L’État n’a commencé à sérieusement utiliser ce jeu juridique qu’après 1982. Jusque là, les autorités avaient acquis de la terre pour les colonies principalement en la réquisitionnant pour des objectifs militaires. Un plus petit pourcentage de terres avait été acquis en les déclarant terre des absents ou territoire autrefois détenu par le gouvernement jordanien. En 1979, lorsque j’ai cofondé l’organisation Al-Haq avec plusieurs autres avocats pour présenter des obstacles juridiques à la colonisation israélienne, Israël avait pris le contrôle sur en gros 30 % de la terre en Cisjordanie.
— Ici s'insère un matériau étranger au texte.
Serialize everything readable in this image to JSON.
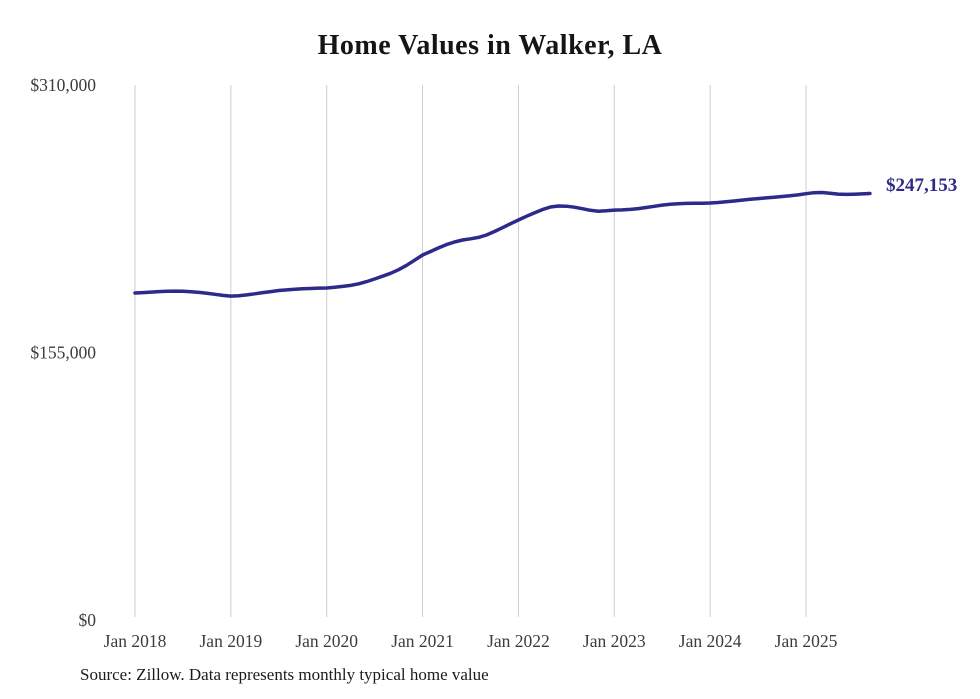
{
  "chart_data": {
    "type": "line",
    "title": "Home Values in Walker, LA",
    "series_name": "Typical home value",
    "x_start": "2018-01",
    "x_end": "2025-09",
    "x_tick_labels": [
      "Jan 2018",
      "Jan 2019",
      "Jan 2020",
      "Jan 2021",
      "Jan 2022",
      "Jan 2023",
      "Jan 2024",
      "Jan 2025"
    ],
    "y_ticks": [
      {
        "value": 0,
        "label": "$0"
      },
      {
        "value": 155000,
        "label": "$155,000"
      },
      {
        "value": 310000,
        "label": "$310,000"
      }
    ],
    "ylim": [
      0,
      310000
    ],
    "grid": "vertical-only",
    "legend": "none",
    "monthly_values": [
      189500,
      189700,
      190000,
      190300,
      190500,
      190600,
      190500,
      190200,
      189800,
      189300,
      188700,
      188100,
      187700,
      187900,
      188400,
      189000,
      189700,
      190300,
      190900,
      191300,
      191600,
      191900,
      192100,
      192300,
      192400,
      192800,
      193300,
      193900,
      194800,
      196100,
      197600,
      199200,
      200900,
      203000,
      205500,
      208500,
      211500,
      213500,
      215600,
      217500,
      219000,
      220200,
      220900,
      221700,
      223100,
      225100,
      227300,
      229600,
      231800,
      233900,
      235900,
      237800,
      239300,
      239900,
      239800,
      239200,
      238300,
      237400,
      236900,
      237100,
      237500,
      237600,
      237900,
      238400,
      239000,
      239700,
      240400,
      240900,
      241200,
      241400,
      241500,
      241500,
      241600,
      241900,
      242300,
      242800,
      243300,
      243800,
      244200,
      244600,
      245000,
      245400,
      245800,
      246300,
      247000,
      247600,
      247700,
      247300,
      246800,
      246600,
      246700,
      246900,
      247153
    ],
    "end_value": 247153,
    "end_label": "$247,153",
    "line_color": "#2d2a8c",
    "grid_color": "#cccccc",
    "tick_label_color": "#3c3c3c",
    "source_note": "Source: Zillow. Data represents monthly typical home value"
  }
}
Mais ces acquisitions étaient dans leur majeure partie éparpillées et séparées par des parcelles de terre privée, rendant la plupart d’entre elles inutilisables pour la construction de colonies.

C’est vers cette époque que, roulant vers Tel Aviv, je suis passé par la terre de François Albina de Jérusalem, l’un de mes clients. J’ai pu voir qu’on y apportait des mobile homes. Quand je suis revenu plus tard sur le site, j’y ai vu un groupe de neuf maisons, qui se sont ensuite développées dans la colonie de Beit Horon. Le soir, j’ai écrit dans mon journal que ce qui avait été construit si hâtivement pourrait être enlevé aussi rapidement. J’aurais dû être plus au fait. J’avais vu le plan directeur colonial que le Conseil Régional Juif de Cisjordanie avait dressé en coopération avec la Division Colonies de l’Organisation Sioniste Mondiale. D’après ce plan, 80.000 Juifs israéliens devaient s’établir en 1986 en Cisjordanie dans vingt-trois colonies et vingt avant-postes. Ariel Sharon, alors ministre de la Défense d’Israël, déclarait que « nous allons laisser une carte entièrement différente du pays qu’il sera impossible d’ignorer ».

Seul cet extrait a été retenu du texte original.